Eine kurze Weile war es still im Auto. Der Taxifahrer sah über den Spiegel an der Frontscheibe zu uns auf den Rücksitz, während vor ihm die Scheibenwischer hin- und her schrubbten. Er stieg nicht vom Gas, sondern antwortete über Funk: „Ich weiß von nichts.“ Ich atmete tief aus und bemerkte dabei, dass ich schon lange Sekunden den Atem angehalten haben muss. Klaus’ Chef atmete auch aus, aber es klang nicht wie Erleichterung, sondern wie ein Seufzer. Er kannte seinen Fahrer mindestens genauso gut wie ich: Klaus war ein Schlitzohr. „Wo bist du denn gerade, Klaus? Hast du Fahrgäste?“, fragte er noch einmal nach. „Ich bin auf der Autobahn. Alles ruhig hier bei mir“, antwortete Klaus.

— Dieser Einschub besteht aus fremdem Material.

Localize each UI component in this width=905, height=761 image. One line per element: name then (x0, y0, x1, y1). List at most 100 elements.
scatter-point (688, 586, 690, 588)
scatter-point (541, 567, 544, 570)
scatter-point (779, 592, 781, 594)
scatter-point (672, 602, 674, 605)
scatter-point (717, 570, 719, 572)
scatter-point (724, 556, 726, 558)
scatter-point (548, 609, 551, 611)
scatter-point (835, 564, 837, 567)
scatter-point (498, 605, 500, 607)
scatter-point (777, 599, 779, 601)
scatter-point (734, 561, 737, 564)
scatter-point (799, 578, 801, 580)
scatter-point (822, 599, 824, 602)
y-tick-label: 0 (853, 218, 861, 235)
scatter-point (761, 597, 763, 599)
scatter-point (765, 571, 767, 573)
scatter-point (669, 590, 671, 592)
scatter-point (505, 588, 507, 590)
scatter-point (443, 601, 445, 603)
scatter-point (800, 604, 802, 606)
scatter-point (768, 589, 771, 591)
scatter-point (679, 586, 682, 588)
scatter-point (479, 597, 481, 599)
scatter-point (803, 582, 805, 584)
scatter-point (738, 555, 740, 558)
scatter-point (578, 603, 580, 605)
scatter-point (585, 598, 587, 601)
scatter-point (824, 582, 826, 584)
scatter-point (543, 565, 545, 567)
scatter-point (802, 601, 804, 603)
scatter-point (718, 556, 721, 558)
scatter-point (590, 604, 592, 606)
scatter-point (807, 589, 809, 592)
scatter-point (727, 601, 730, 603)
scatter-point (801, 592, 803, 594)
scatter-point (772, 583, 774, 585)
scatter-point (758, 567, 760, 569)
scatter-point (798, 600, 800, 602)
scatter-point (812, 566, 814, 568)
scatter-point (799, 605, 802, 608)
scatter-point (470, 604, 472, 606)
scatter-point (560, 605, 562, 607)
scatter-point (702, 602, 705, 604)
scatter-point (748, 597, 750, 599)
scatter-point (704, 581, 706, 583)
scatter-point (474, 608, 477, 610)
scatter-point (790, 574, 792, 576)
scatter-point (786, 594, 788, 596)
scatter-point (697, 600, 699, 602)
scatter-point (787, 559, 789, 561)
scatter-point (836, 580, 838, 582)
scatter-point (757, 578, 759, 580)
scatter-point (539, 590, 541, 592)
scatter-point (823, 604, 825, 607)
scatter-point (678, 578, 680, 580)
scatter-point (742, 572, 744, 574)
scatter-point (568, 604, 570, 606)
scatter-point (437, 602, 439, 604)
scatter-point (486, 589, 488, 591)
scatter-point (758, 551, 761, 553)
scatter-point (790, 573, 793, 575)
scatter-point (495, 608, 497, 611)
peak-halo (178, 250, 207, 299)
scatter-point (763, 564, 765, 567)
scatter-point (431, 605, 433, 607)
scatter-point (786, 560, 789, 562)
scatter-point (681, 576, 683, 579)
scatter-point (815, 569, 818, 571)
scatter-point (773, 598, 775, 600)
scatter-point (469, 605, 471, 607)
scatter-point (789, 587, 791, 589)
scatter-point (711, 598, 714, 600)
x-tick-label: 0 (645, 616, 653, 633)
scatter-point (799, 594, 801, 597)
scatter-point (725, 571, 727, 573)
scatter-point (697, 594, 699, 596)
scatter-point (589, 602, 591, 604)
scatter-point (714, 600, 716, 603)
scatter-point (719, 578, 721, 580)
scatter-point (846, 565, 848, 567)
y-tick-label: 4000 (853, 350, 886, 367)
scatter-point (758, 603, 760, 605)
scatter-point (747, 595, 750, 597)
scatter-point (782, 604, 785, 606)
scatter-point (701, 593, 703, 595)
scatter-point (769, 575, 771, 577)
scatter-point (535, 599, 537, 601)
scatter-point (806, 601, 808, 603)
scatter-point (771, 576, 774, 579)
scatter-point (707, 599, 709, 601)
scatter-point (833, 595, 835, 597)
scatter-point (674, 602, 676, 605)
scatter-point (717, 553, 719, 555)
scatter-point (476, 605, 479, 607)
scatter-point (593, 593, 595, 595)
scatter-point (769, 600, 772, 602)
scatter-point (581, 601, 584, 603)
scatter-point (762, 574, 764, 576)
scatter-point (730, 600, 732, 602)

Später, als alles vorbei war, habe ich Klaus noch einmal getroffen und ihm 30 Euro gegeben. Er war ein flüchtiger Bekannter, den ich gebeten hatte, Phillip und mir zu helfen. Aber es war alles andere als selbstverständlich, dass er dichtgehalten hat. Er hätte großen Ärger bekommen können. Ich werde ihm seine Loyalität nie vergessen.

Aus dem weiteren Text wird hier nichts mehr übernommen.